Marcus concorda. “Casar foi também uma forma de estarmos mais próximos. Poder casar-se com a pessoa com quem você quer compartilhar a vida é essencial, é um direito que foi negado a casais homoafetivos até pouco tempo atrás. Quer queira quer não, além de unir duas pessoas, o casamento homoafetivo é um ato político”.


Marcus Maggioli e Washington Júnior (Foto: acervo pessoal)
O que vem pela frente
Como próximo passo, Fabrício Rosa avalia que é necessário avançar no campo de combate à violência. “Precisamos, de fato, ter a coragem de estabelecer políticas públicas que discutam essas questões na sala de aula.
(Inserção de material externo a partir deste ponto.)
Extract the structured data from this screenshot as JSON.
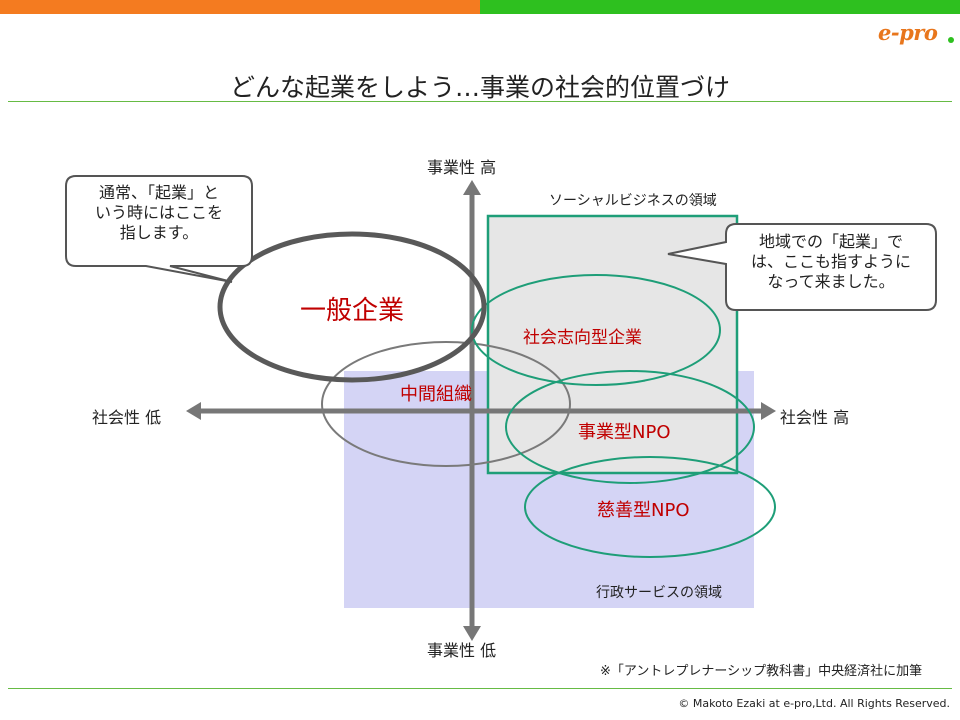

Precisamos trabalhar a formação dos servidores de Segurança Pública, para que eles tratem essa comunidade com dignidade. Temos também que ter casas de acolhida, principalmente para atender os adolescentes que são expulsos de casa”, afirma ao destacar que essa triste realidade ainda é vista com frequências em lares de Goiás e de outros Estados. 
 
Cadillac informa que a gestão municipal em Goiânia está por dentro das demandas e que deve apresentar um plano de ação em junho, mas que algumas ações já estão em desenvolvimento. Uma delas é a Casa de Acolhida voltada ao público LGBT. “Já é um pedido antigo da comunidade. Temos casa de acolhida para idosos, para mulheres, por que no país que mais mata LGBT não teríamos uma casa de acolhida pra esse público?”.
 
A Secretaria também formou uma parceria com a UFG na construção de um curso voltado para Direitos Humanos e Políticas Públicas que será oferecido para os servidores da prefeitura, inclusive Guarda Civil Metropolitana e atendentes das Unidades de Pronto Atendimento (UPAs). “Vamos oferecer o curso também para toda a sociedade. Com ele será possível construir redes de atuação nesses campos, inclusive da violência. A Polícia Militar de de Goiás será convidada para fazer esse curso com a gente. Isso é uma prioridade. A gente sabe que a abordagem policial de pessoas trans é muito complicada”, lamenta.
 
A primeira medida a ser implementada, porém, deverá ser um disque-denúncia, que é uma prioridade para a secretária de Direitos Humanos da prefeitura de Goiânia, Dra. Cristina Lopes.
 
Apesar das dificuldades, Fabíola Morais diz que prefere estar “neste campo de batalha” do que silenciada. “Ali na década de 1980, quando comecei a sair na rua e havia aquela frieza do que era conhecido, mas não mencionado, era muito difícil. Me sentia solitária”, completa a artista.